BENIE SOIT L' ARMEE !

Publié le par shlomo

Bénie soit l’armée !

Le canon tonne. L'armée libanaise traque les Palestiniens du groupe Fatah-Al Islam. C’est du moins la raison invoquée par les médias et le gouvernement. Dans un avenir proche, on demandera comment un « groupuscule » a pu tenir en échec des forces supérieures en nombre.

Et si le temps n’est pas trop compté dans ce Moyen Orient explosif, on demandera comment un groupe a pu, sans aide extérieure, se procurer un tel armement au sein de camp de réfugiés qui ressemblent à s’y méprendre à n’importe quel autre quartier pauvre du Caire ou de Bagdad.

On demandera aussi comment ces armes ont pu passer au travers des frontières puisque aussi bien le gouvernement libanais que la Finul sont là pour contrôler les trafics d’armes et désarmer les milices.

Bien entendu, les experts expliqueront que ces camps palestiniens sont au-delà de la frontière du Litani et qu’ils ne sont pas dans la zone d’intervention de la FINUL. Et que les zones se définissent au millimètre. Le Liban est grand comme deux départements français et morcelé en multiples territoires depuis longtemps indépendants.

Ici, la culture d’un certain libanais rouge ou blanc qui se fume et qui fait la fortune de certains chefs de guerre dont certains siègent au gouvernement. Là, les cépages de ce fameux vin libanais, le Château Kefraya, produit dans la vallée de la Beeka, à côté de camps d'entraînement pour terroristes de tous pays.

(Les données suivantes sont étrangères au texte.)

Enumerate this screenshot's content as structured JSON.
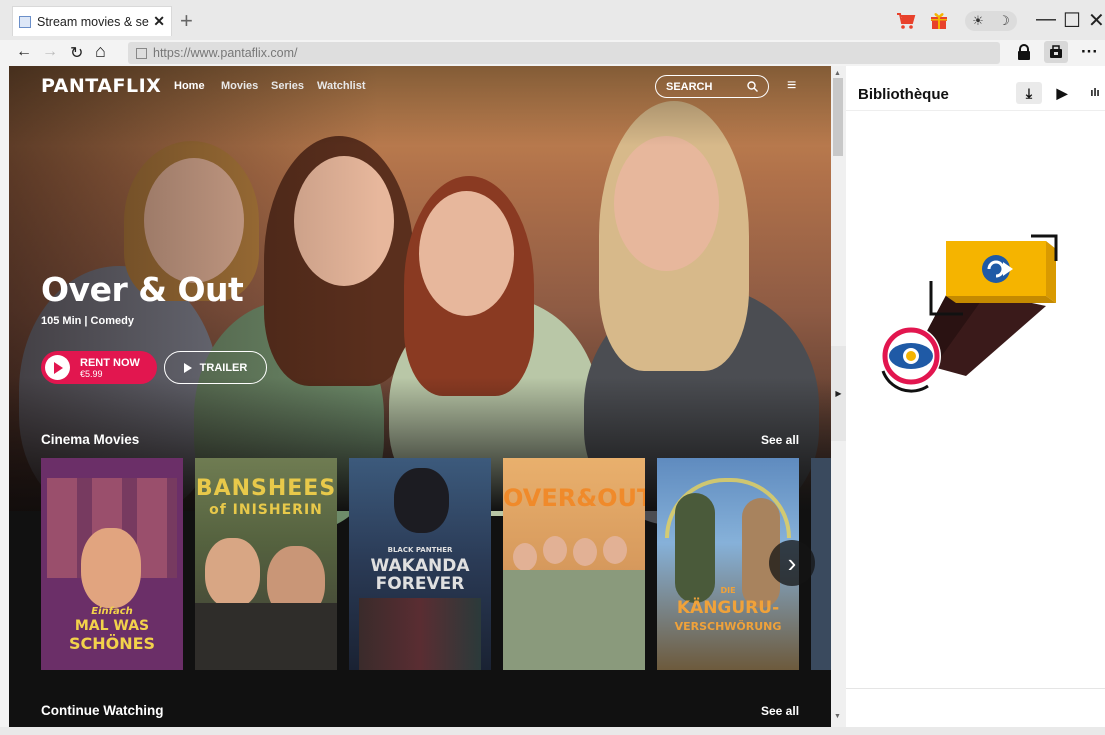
{
  "browser": {
    "tab_title": "Stream movies & seri",
    "tab_close": "✕",
    "new_tab": "+",
    "url": "https://www.pantaflix.com/",
    "theme_light": "☀",
    "theme_dark": "☽",
    "minimize": "—",
    "maximize": "☐",
    "close": "✕",
    "back": "←",
    "forward": "→",
    "reload": "↻",
    "home": "⌂",
    "more": "···"
  },
  "site": {
    "logo": "PANTAFLIX",
    "nav": [
      "Home",
      "Movies",
      "Series",
      "Watchlist"
    ],
    "search_label": "SEARCH",
    "hero": {
      "title": "Over & Out",
      "meta": "105 Min | Comedy",
      "rent_label": "RENT NOW",
      "rent_price": "€5.99",
      "trailer_label": "TRAILER"
    },
    "rows": {
      "cinema_title": "Cinema Movies",
      "continue_title": "Continue Watching",
      "see_all": "See all"
    },
    "posters": [
      {
        "name": "poster-mal-was-schones",
        "line1": "Einfach",
        "line2": "MAL WAS",
        "line3": "SCHÖNES",
        "bg": "#6b2f68",
        "fg": "#f2d24b"
      },
      {
        "name": "poster-banshees",
        "line1": "BANSHEES",
        "line2": "of INISHERIN",
        "line3": "",
        "bg": "#5e6a47",
        "fg": "#e8c94a"
      },
      {
        "name": "poster-wakanda",
        "line1": "BLACK PANTHER",
        "line2": "WAKANDA",
        "line3": "FOREVER",
        "bg": "#2a3a55",
        "fg": "#e0e0e0"
      },
      {
        "name": "poster-over-out",
        "line1": "OVER&OUT",
        "line2": "",
        "line3": "",
        "bg": "#d79a5d",
        "fg": "#f08a2a"
      },
      {
        "name": "poster-kanguru",
        "line1": "DIE",
        "line2": "KÄNGURU-",
        "line3": "VERSCHWÖRUNG",
        "bg": "#5f8bbf",
        "fg": "#f0a23a"
      }
    ]
  },
  "sidebar": {
    "title": "Bibliothèque",
    "tabs": [
      "⤓",
      "▶",
      "ılı"
    ]
  },
  "colors": {
    "accent": "#e2164f",
    "illus_yellow": "#f5b400",
    "illus_blue": "#1f5aa6"
  }
}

Au milieu de tout cela, plusieurs camps palestiniens dont certains de plus de 40.000 personnes et, couvrant le tout, le Hezbollah qui recrute tantôt l’un, tantôt l’autre, en échange de quelques dollars, d’une aide médicale ou alimentaire.

Sur certaines collines, les villas somptueuses de riches Koweitiens ou Saoudiens rivalisent d’arrogance. Ces demeures sont, il faut le dire, situées à proximité de la frontière israélienne. Leurs propriétaires pensent, à juste titre, qu’Israël est un bien meilleur gardien que l’armée libanaise, infiltrée, corrompue et surtout désarmée il y a encore peu de temps.

Lorsque le canon aura fini de tonner, les équipes médicales pourront entrer dans le camp bombardé. Les journalistes aussi. Et nous aurons peut-être droit à la vérité, toute la vérité.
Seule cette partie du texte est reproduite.